Adjusting to Your Changed Financial Status
Divorce almost always results in at least a temporary decrease in the standard of living for both spouses. The income and assets that once supported one household must now support two. The earlier you plan for this situation, the better you will be able to cope. You should prepare budgets and revise your financial objectives to account for your changed financial status. Careful advance planning will also help make the divorce settlement as fair as possible.
Changes in Estate Planning
Divorcing spouses should each ask an attorney to review and revise basic estate-planning documents to account for the new marital status. Most states will not allow couples who are in the process of divorcing but are still legally married to completely disinherit the spouse.
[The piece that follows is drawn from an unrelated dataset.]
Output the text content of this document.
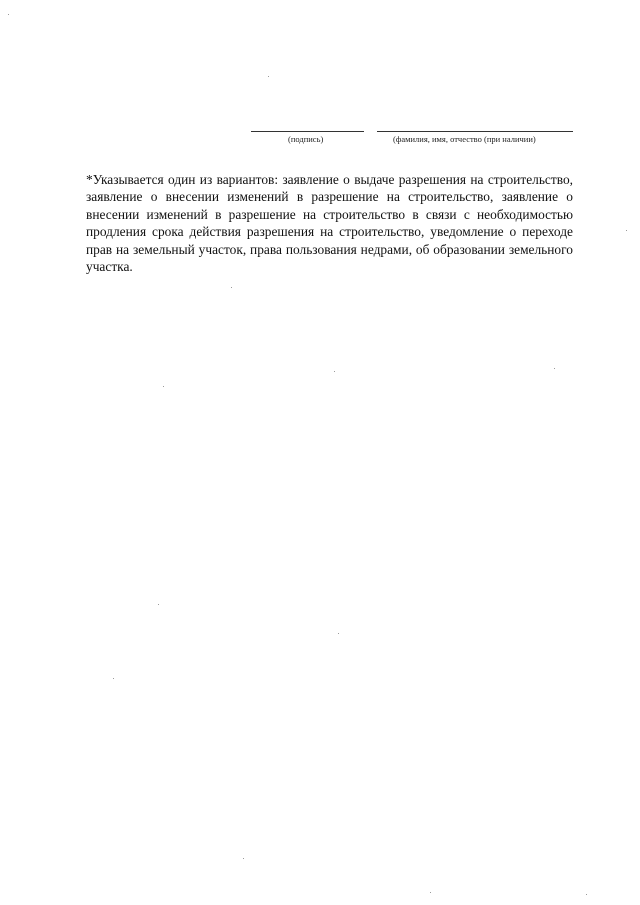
(подпись)	(фамилия, имя, отчество (при наличии)

*Указывается один из вариантов: заявление о выдаче разрешения на строительство, заявление о внесении изменений в разрешение на строительство, заявление о внесении изменений в разрешение на строительство в связи с необходимостью продления срока действия разрешения на строительство, уведомление о переходе прав на земельный участок, права пользования недрами, об образовании земельного участка.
During the period of separation preceding a divorce, you may wish to reduce your spouses bequest to the minimum amount required by law. When the divorce is finalized, you will probably need to redraft the will as well as other estate-planning documents to change beneficiaries and trustees, at least. Pay careful attention to guardianship arrangements for children.
A number of estate and gift tax opportunities and pitfalls may arise as a result of a divorce. Certain trusts can protect a former spouse who is financially inexperienced and can protect the childrens inheritance in the event that the former spouse remarries and subsequently divorces. As in all estate-planning matters, expert legal and tax counsel is essential.
Be Reasonable, Be Fair
A reasonable financial settlement takes projected income and assets
into account. The division should provide for necessary and
foreseeable expenditures, including the costs of medical care. For
older couples undergoing divorce, the allocation of pension and
retirement-plan benefits, which are considered marital property, is
obviously a most important issue. If the value of these retirement
vehicles is not divided on an equal basis, you should make sure that
you are otherwise compensated in your divorce settlement. Above all,
if you are going through a divorce, be reasonable, be fair.